~4~
"Er hatte mich vor einer Blamage beschützt. Ich war ihm dankbar, hatte aber immer Angst, ihn anzusprechen. Ich meine, er war damals in der Oberstufe. Ich war ein einfaches vierzehnjähriges Mädchen. Erst nachdem er mich zum jährlichen Winterball einlud, konnte ich meine Angst überwinden und mit ihm reden. Dort kamen wir dann auch zusammen."
Der Mann vor ihr nickte interessiert. Er hatte während des ganzen Gespräches nicht einmal den Blick von ihr abgewendet. Die Hände sorgfältig vor sich gefaltet, seine Haltung war gerade und wirkte interessiert.
Er hatte ihr wirklich zugehört. Sie fühlte sich plötzlich um eine Last leichter. Sie fühlte sich befreiter als jemals zuvor. Auch wenn ihre Probleme noch alle da waren und nicht verschwunden waren, dachte sie nun, dass alles viel leichter werden würde. Der Fremde hatte recht gehabt, dass reden ihr helfen würde.
Da fiel Scarlett auf, dass sie ihm gar nicht nach seinem Namen gefragt hatte. Er war bisher nur der Fremde oder der Mann gewesen. Sie kannten sich vielleicht nicht lange, aber sie wollte wissen, wer er war.
"Wie heißen Sie eigentlich?", fragte sie vorsichtig.
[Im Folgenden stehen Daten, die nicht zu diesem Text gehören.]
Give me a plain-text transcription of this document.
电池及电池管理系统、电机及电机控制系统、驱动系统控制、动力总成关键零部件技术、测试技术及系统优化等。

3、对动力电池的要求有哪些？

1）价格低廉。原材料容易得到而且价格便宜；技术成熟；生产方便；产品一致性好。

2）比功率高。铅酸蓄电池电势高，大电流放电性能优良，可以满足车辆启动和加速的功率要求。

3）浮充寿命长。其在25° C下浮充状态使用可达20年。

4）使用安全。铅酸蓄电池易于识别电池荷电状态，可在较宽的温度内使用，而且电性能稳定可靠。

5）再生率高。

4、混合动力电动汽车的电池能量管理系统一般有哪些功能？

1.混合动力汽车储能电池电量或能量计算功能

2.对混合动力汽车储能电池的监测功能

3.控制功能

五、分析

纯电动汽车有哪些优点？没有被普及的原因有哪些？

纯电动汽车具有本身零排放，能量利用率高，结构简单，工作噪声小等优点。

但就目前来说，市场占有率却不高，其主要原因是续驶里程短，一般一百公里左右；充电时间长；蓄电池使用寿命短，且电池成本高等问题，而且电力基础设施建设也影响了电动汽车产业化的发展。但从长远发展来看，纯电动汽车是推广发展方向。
"Mein Name ist Jonathan Foley. Und Ihrer?"
"Scarlett Christensen."
Jonathan lächelte leicht und schüttelte den Kopf. Fragend legte die junge Mutter den Kopf zur Seite und sah ihn schief an. Mochte er ihren Namen nicht? Fand er ihn komisch? Am liebsten würde sie ihn fragen, doch sie traute sich nicht. Sie konnte sich nicht vorstellen, wie er reagieren würde. Außerdem fand sie keine Frage, die irgendwie normal klingen würde, die auf dieses Thema zurückkäme.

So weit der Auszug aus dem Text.